I disagree. Moreover, most historians today writing about race reject such a view. Let me quote from David Roediger's Wages of Whiteness in a section entitled "Marxism and the White Problem":
"The main body of writing by white Marxists in the United States has both "naturalized" whiteness and oversimplified race. These weaknesses, and the fact that they largely reproduce the weaknesses of both American liberalism and neoconservatism where race is concerned, have limited the influence of the very real Marxist contributions to the study of race. The central Marxist contributions are thoroughly presented in Barbara Fields's provocative "Ideoogy and Race in American History." Fields argues that race cannot be seen as a biological or physical fact (a 'thing') but must be seen as "a notion that is profoundly and in its very essence ideological." Race, for Fields, is then entirely socially and historically constructed as an ideology in a way that class is not . . . The point that race is created wholly ideologically and historically, while class is not wholly so created, has often been boiled down to the notion that class (or the 'economic') is more real, more fundamental, more basic or more *important* [emphasis in original] than race, in both political terms and in terms of historical analysis."

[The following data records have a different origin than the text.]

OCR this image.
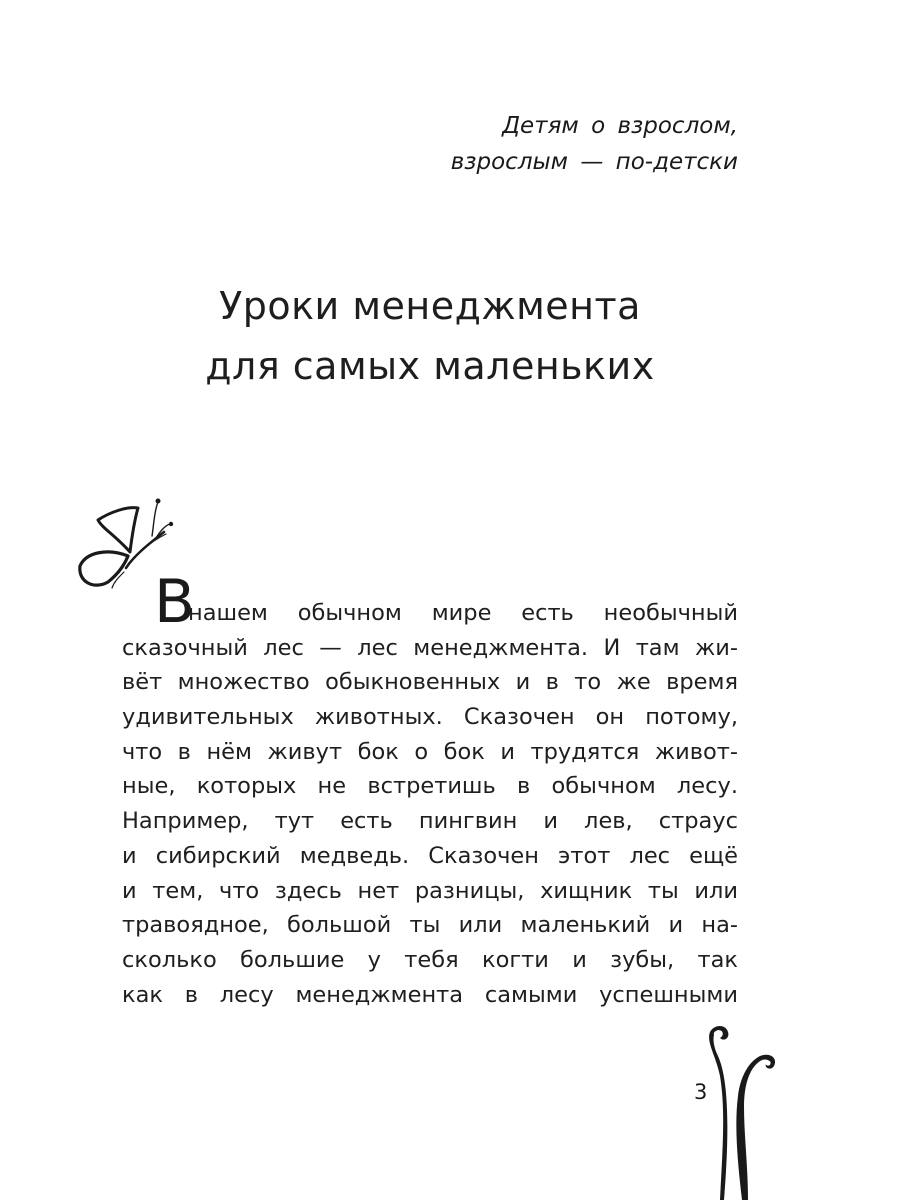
Детям о взрослом,
взрослым — по-детски
Уроки менеджмента
для самых маленьких
В
нашем обычном мире есть необычный
сказочный лес — лес менеджмента. И там жи-
вёт множество обыкновенных и в то же время
удивительных животных. Сказочен он потому,
что в нём живут бок о бок и трудятся живот-
ные, которых не встретишь в обычном лесу.
Например, тут есть пингвин и лев, страус
и сибирский медведь. Сказочен этот лес ещё
и тем, что здесь нет разницы, хищник ты или
травоядное, большой ты или маленький и на-
сколько большие у тебя когти и зубы, так
как в лесу менеджмента самыми успешными
3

Thus, I wouldn't say that the "organization of exploitation" exists prior to racism, nor would I state that "slavery produces racism." I would say that slavery and racism were mutually constitutive of each other -- one simply can't imagine slavery in the US without racism, and it makes little sense trying to figure out which gave rise to the other. That some leftists frequently try to explain away "epiphenominal" racism with economic "class" factors is something to be on guard against. There are ideological components to class, just as there are material components to race. In this regard I take my cue from Raymond Williams.
>how this relates to the discussion on the shootings I'm not at all sure. but
>I would think that this is not a particularly outrageous set of claims. I
>am also not sure why you would want to obscure the historical and
>political-economic connection between races and racialisation in favour of
>insisting that racism is confined to racism toward black people, which I
>think is a reification all its own. downplaying the importance of racism
>against black people is surely something to be deplored, but I do not think
>this is what has been happening on list.
I don't recall insisting that racism was confined to racism toward black people. I certainly don't think this way.
>what is clear is that these positions do not face eachother across a chasm.
>I think people are not reading others' posts carefully enough, seeing all
>manner of claims there that aren't.
Good point. Yet there are real issues as stake here, which from my perspective is the relative importance of race and racism.